Rjack wrote:

> David Kastrup wrote:
>> Hyman Rosen <[email protected]> writes:
>> 
>>> Rjack wrote:
>>>> The BusyBox suits are over. Get over spinning the
>>>> hypothetical settlements.
>>> After each case was settled, the defendants or their agents
>>> made the source code properly available under the GPL.
>>> 
>>>> Move on to creating explanations to justify the SFLC's
>>>> evasion of an interpretation of the GPL on its merits in the
>>>> upcoming expected voluntary dismissal in the Cisco case.
>>> The explanation is that once the parties reach agreement on a
>>> settlement, the case is dismissed.

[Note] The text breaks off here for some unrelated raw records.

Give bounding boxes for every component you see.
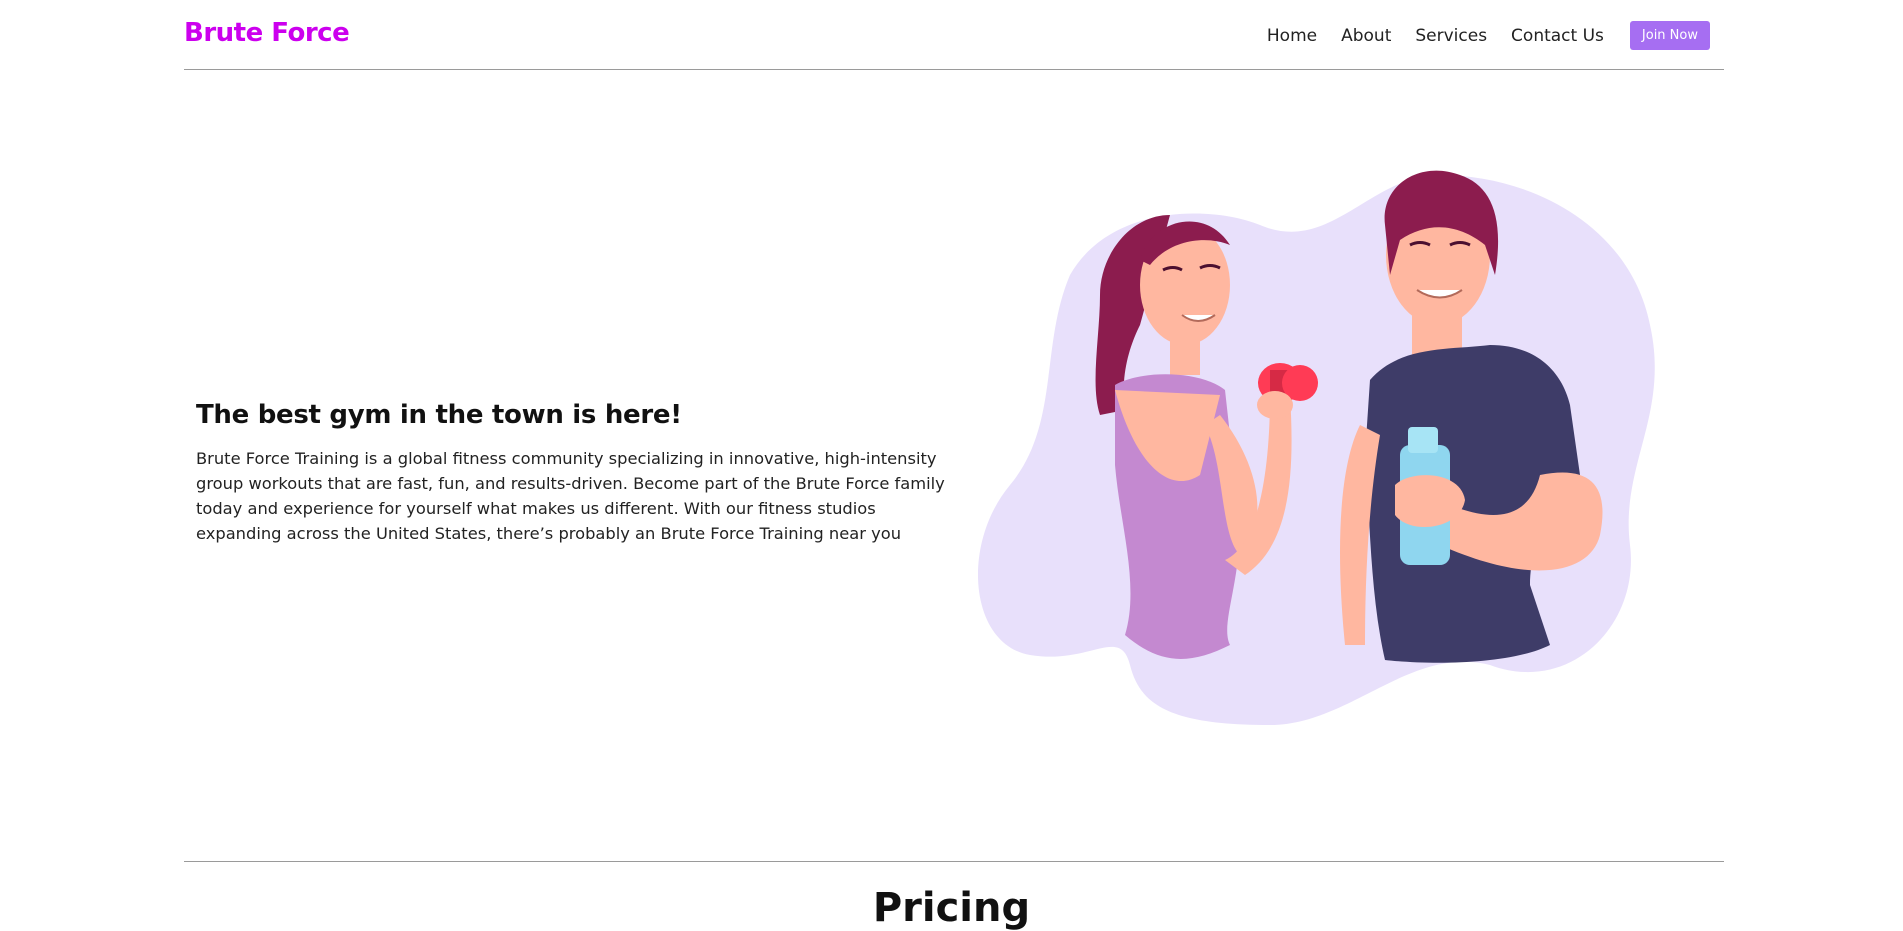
nav-link-home[interactable]: Home <box>1267 26 1317 46</box>
nav-link-services[interactable]: Services <box>1415 26 1487 46</box>
pricing-title: Pricing <box>872 885 1031 931</box>
navbar: Brute Force Home About Services Contact … <box>184 0 1724 70</box>
hero-text: The best gym in the town is here! Brute … <box>196 400 956 546</box>
brand-logo[interactable]: Brute Force <box>184 18 350 48</box>
hero-title: The best gym in the town is here! <box>196 400 682 430</box>
join-now-button[interactable]: Join Now <box>1629 21 1710 50</box>
hero-illustration <box>977 170 1655 725</box>
nav-link-about[interactable]: About <box>1341 26 1391 46</box>
nav-links: Home About Services Contact Us Join Now <box>1243 21 1710 50</box>
nav-link-contact[interactable]: Contact Us <box>1511 26 1604 46</box>
hero-description: Brute Force Training is a global fitness… <box>196 449 945 543</box>
section-divider <box>184 861 1724 862</box>
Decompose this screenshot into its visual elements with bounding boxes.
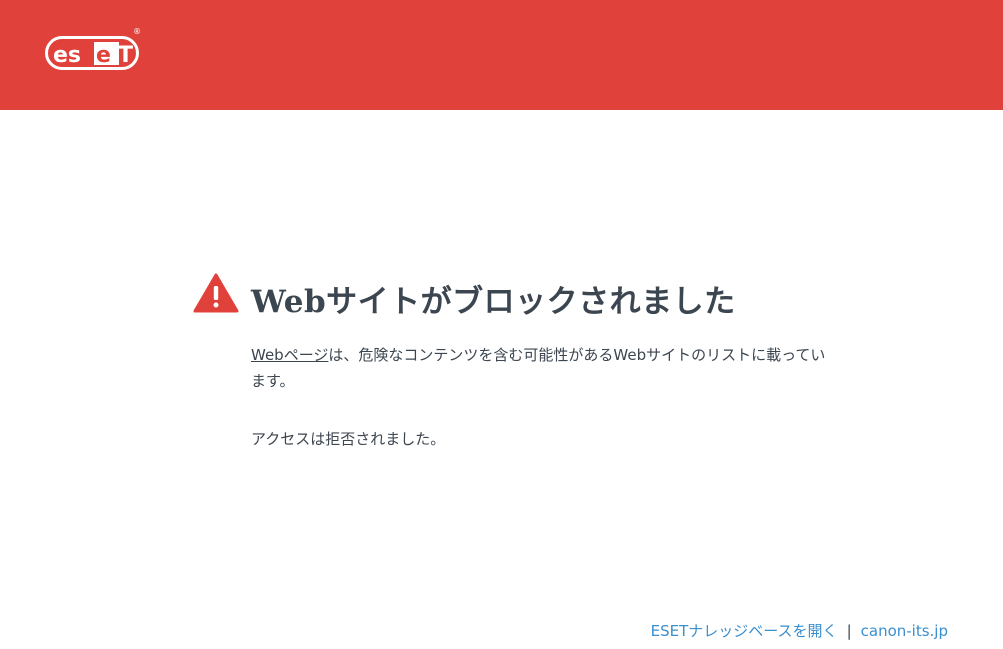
warning-triangle-icon: [193, 273, 239, 313]
description-text: は、危険なコンテンツを含む可能性があるWebサイトのリストに載っています。: [251, 346, 826, 390]
access-denied-text: アクセスは拒否されました。: [251, 430, 446, 448]
canon-its-link[interactable]: canon-its.jp: [861, 622, 948, 640]
header-bar: es e T ®: [0, 0, 1003, 110]
webpage-link[interactable]: Webページ: [251, 346, 328, 364]
page-title: Webサイトがブロックされました: [251, 284, 736, 320]
footer: ESETナレッジベースを開く | canon-its.jp: [651, 620, 948, 641]
block-description: Webページは、危険なコンテンツを含む可能性があるWebサイトのリストに載ってい…: [251, 342, 826, 394]
eset-logo: es e T ®: [45, 27, 141, 76]
knowledge-base-link[interactable]: ESETナレッジベースを開く: [651, 622, 838, 640]
footer-separator: |: [846, 622, 852, 640]
svg-text:e: e: [96, 43, 111, 68]
svg-text:es: es: [53, 43, 81, 68]
svg-text:T: T: [118, 43, 133, 68]
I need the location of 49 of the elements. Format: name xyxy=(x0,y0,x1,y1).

Courts do not hold trials
>>> when the parties no longer have a dispute.
>> 
>> Also there is no "evasion of an interpretation of the GPL" since
>> the GPL is not even under dispute.  It would only be under
>> dispute if the defendants claimed compliance as a defense.  The
>> cases up to now have been cut&dry sufficiently for that not to be
>> a viable option.
>> 
>> So even if the SFLC carried on, they'd get an interpretation of
>> the validity of copyright law in general rather than of the GPL.
>> Nothing interesting in that.
>> 
> 
> Would the GPL be construed as a contract and interpreted under state
> law?

No. It is a licence

And you are dumb. Incredibly so
-- 
Tact, n.:
        The unsaid part of what you're thinking.